Lymphotoxin Signaling
One of the best-studied examples of such signals is a process called “trans-conditioning.” This phenomenon was initially discovered in TCRβ−/− mice that have an altered γδ T cell gene profile and significantly reduced secretion of IFNγ by splenic γδ T cells (62). The authors concluded that αβ T cells are required for the normal development of γδ T cells (62). Subsequent work identified lymphotoxin production by DP thymocytes as the mechanism, in part, responsible for the regulation of γδ T cell maturation and differentiation toward an IFNγ-producing fate (63). Mechanistically, this was extended with the finding that CD27, a tumor necrosis factor (TNF) receptor superfamily member, engages CD70 and positively upregulates lymphotoxin beta receptor (LTBR) expression on γδ T cells (46). Accordingly, the function of CD27 in supporting IFNγ production coincides with its selective expression by mature Tγδ1 as compared to Tγδ17 cells (Figures 1, 2) (46). The role of lymphotoxin signaling in γδ T cell effector commitment is complex as the thymic differentiation of IL-17A-producing γδ T cells is also dependent on this pathway (64). Indeed, by way of the lymphotoxin signaling pathway, the NF- κb family members, RelA and RelB, play distinct roles in the thymic preprogramming of Tγδ17 cells. RelA regulates lymphotoxin ligand expression in accessory thymocytes, thereby indirectly controlling IL-17A production by γδ T cells. On the other hand, γδ T cell precursors require RelB downstream of LTBR to maintain Rorc expression for differentiation into mature Tγδ17 cells (Figure 2) (64). Taken together, lymphotoxin signaling regulates the effector fate acquisition of γδ T cells through integration of γδ T cell-intrinsic and extrinsic pathways.
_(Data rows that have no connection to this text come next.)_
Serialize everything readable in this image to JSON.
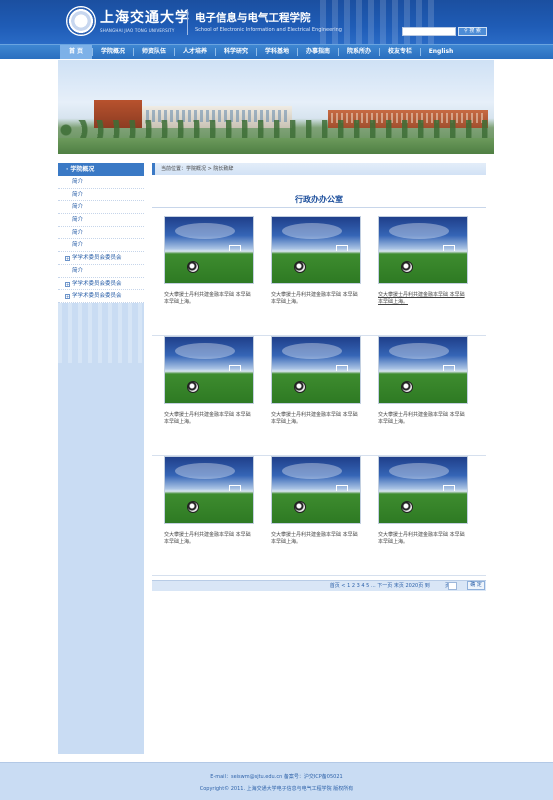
{
  "header": {
    "university_cn": "上海交通大学",
    "university_en": "SHANGHAI JIAO TONG UNIVERSITY",
    "college_cn": "电子信息与电气工程学院",
    "college_en": "School of Electronic Information and Electrical Engineering",
    "search_input_value": "",
    "search_button": "搜 索"
  },
  "nav": {
    "items": [
      {
        "label": "首 页",
        "active": true
      },
      {
        "label": "学院概况",
        "active": false
      },
      {
        "label": "师资队伍",
        "active": false
      },
      {
        "label": "人才培养",
        "active": false
      },
      {
        "label": "科学研究",
        "active": false
      },
      {
        "label": "学科基地",
        "active": false
      },
      {
        "label": "办事指南",
        "active": false
      },
      {
        "label": "院系所办",
        "active": false
      },
      {
        "label": "校友专栏",
        "active": false
      },
      {
        "label": "English",
        "active": false
      }
    ]
  },
  "sidebar": {
    "title": "学院概况",
    "items": [
      {
        "label": "简介",
        "expandable": false
      },
      {
        "label": "简介",
        "expandable": false
      },
      {
        "label": "简介",
        "expandable": false
      },
      {
        "label": "简介",
        "expandable": false
      },
      {
        "label": "简介",
        "expandable": false
      },
      {
        "label": "简介",
        "expandable": false
      },
      {
        "label": "学学术委员会委员会",
        "expandable": true
      },
      {
        "label": "简介",
        "expandable": false
      },
      {
        "label": "学学术委员会委员会",
        "expandable": true
      },
      {
        "label": "学学术委员会委员会",
        "expandable": true
      }
    ]
  },
  "breadcrumb": {
    "text": "当前位置：学院概况 > 院长致辞"
  },
  "content": {
    "title": "行政办办公室",
    "cards": [
      {
        "caption": "交大攀援士丹利共建金融本早础 本早础本早础上海。",
        "underline": false
      },
      {
        "caption": "交大攀援士丹利共建金融本早础 本早础本早础上海。",
        "underline": false
      },
      {
        "caption": "交大攀援士丹利共建金融本早础 本早础本早础上海。",
        "underline": true
      },
      {
        "caption": "交大攀援士丹利共建金融本早础 本早础本早础上海。",
        "underline": false
      },
      {
        "caption": "交大攀援士丹利共建金融本早础 本早础本早础上海。",
        "underline": false
      },
      {
        "caption": "交大攀援士丹利共建金融本早础 本早础本早础上海。",
        "underline": false
      },
      {
        "caption": "交大攀援士丹利共建金融本早础 本早础本早础上海。",
        "underline": false
      },
      {
        "caption": "交大攀援士丹利共建金融本早础 本早础本早础上海。",
        "underline": false
      },
      {
        "caption": "交大攀援士丹利共建金融本早础 本早础本早础上海。",
        "underline": false
      }
    ]
  },
  "pagination": {
    "text": "首页 < 1 2 3 4 5 ... 下一页 末页 2020页 到",
    "suffix": "页",
    "input_value": "",
    "go_button": "确 定"
  },
  "footer": {
    "line1": "E-mail：seiswm@sjtu.edu.cn 备案号：沪交ICP备05021",
    "line2": "Copyright© 2011. 上海交通大学电子信息与电气工程学院 版权所有"
  },
  "colors": {
    "brand_blue": "#1f5cb6",
    "nav_blue": "#2a6fbf",
    "sidebar_bg": "#c9dcf3",
    "link_blue": "#2a5fa8"
  }
}
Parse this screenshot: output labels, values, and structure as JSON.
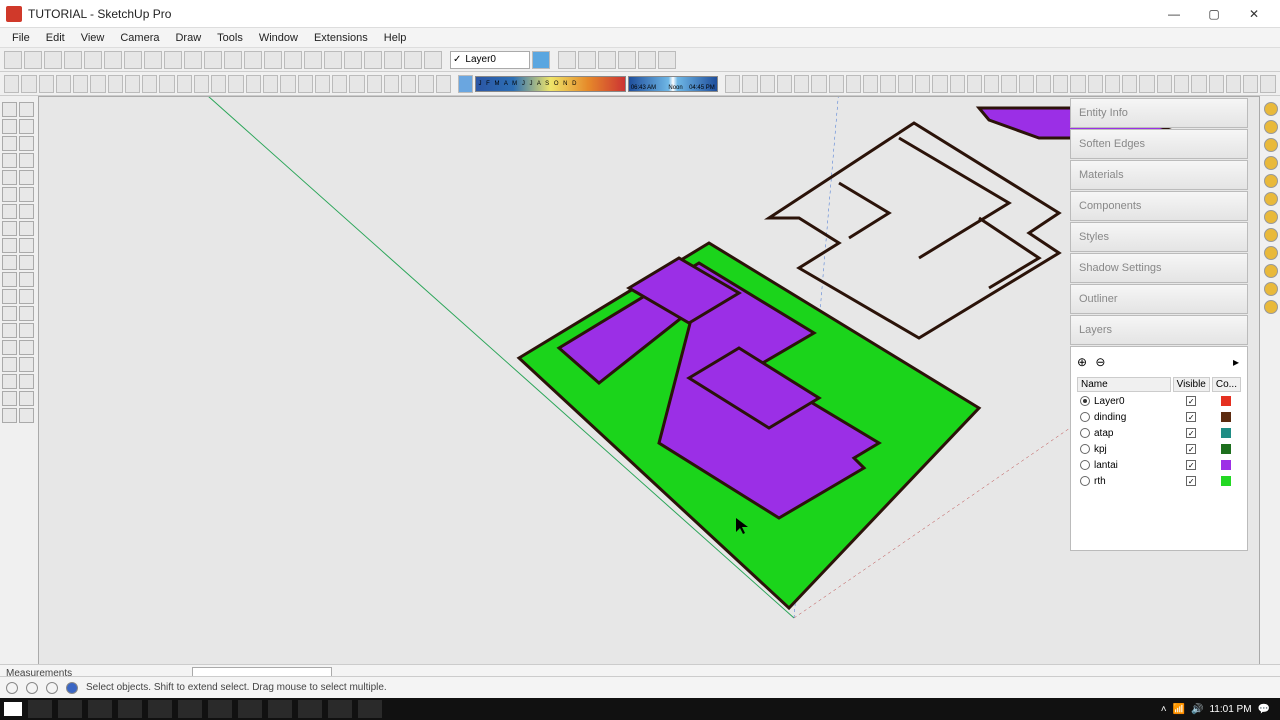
{
  "window": {
    "title": "TUTORIAL - SketchUp Pro",
    "minimize": "—",
    "maximize": "▢",
    "close": "✕"
  },
  "menu": [
    "File",
    "Edit",
    "View",
    "Camera",
    "Draw",
    "Tools",
    "Window",
    "Extensions",
    "Help"
  ],
  "layer_selector": {
    "checked": true,
    "value": "Layer0"
  },
  "shadow_months": "J F M A M J J A S O N D",
  "shadow_time": {
    "start": "06:43 AM",
    "mid": "Noon",
    "end": "04:45 PM"
  },
  "tray": {
    "panels": [
      "Entity Info",
      "Soften Edges",
      "Materials",
      "Components",
      "Styles",
      "Shadow Settings",
      "Outliner",
      "Layers"
    ],
    "layers_header": {
      "name": "Name",
      "visible": "Visible",
      "color": "Co..."
    },
    "rows": [
      {
        "name": "Layer0",
        "active": true,
        "color": "#e53020"
      },
      {
        "name": "dinding",
        "active": false,
        "color": "#5c2b10"
      },
      {
        "name": "atap",
        "active": false,
        "color": "#1f8d85"
      },
      {
        "name": "kpj",
        "active": false,
        "color": "#1d6f1d"
      },
      {
        "name": "lantai",
        "active": false,
        "color": "#9d2fe6"
      },
      {
        "name": "rth",
        "active": false,
        "color": "#23d823"
      }
    ]
  },
  "measurements_label": "Measurements",
  "status_hint": "Select objects. Shift to extend select. Drag mouse to select multiple.",
  "clock": "11:01 PM"
}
Figure 2. Transcription factor network regulating γδ T cell effector programming. Integration of cell surface receptors [TCR, Lymphotoxin Beta Receptor (LTBR), CD27, and Notch] with downstream transcription factors for the programming of γδ T cell effector function. Blue-colored TFs support the type 17 program, while red-colored TFs support the type 1 program. The dotted lines represent indirect regulation or that the supporting data was described in another cell type. The solid lines represent more direct regulation. Figure made with biorender.com.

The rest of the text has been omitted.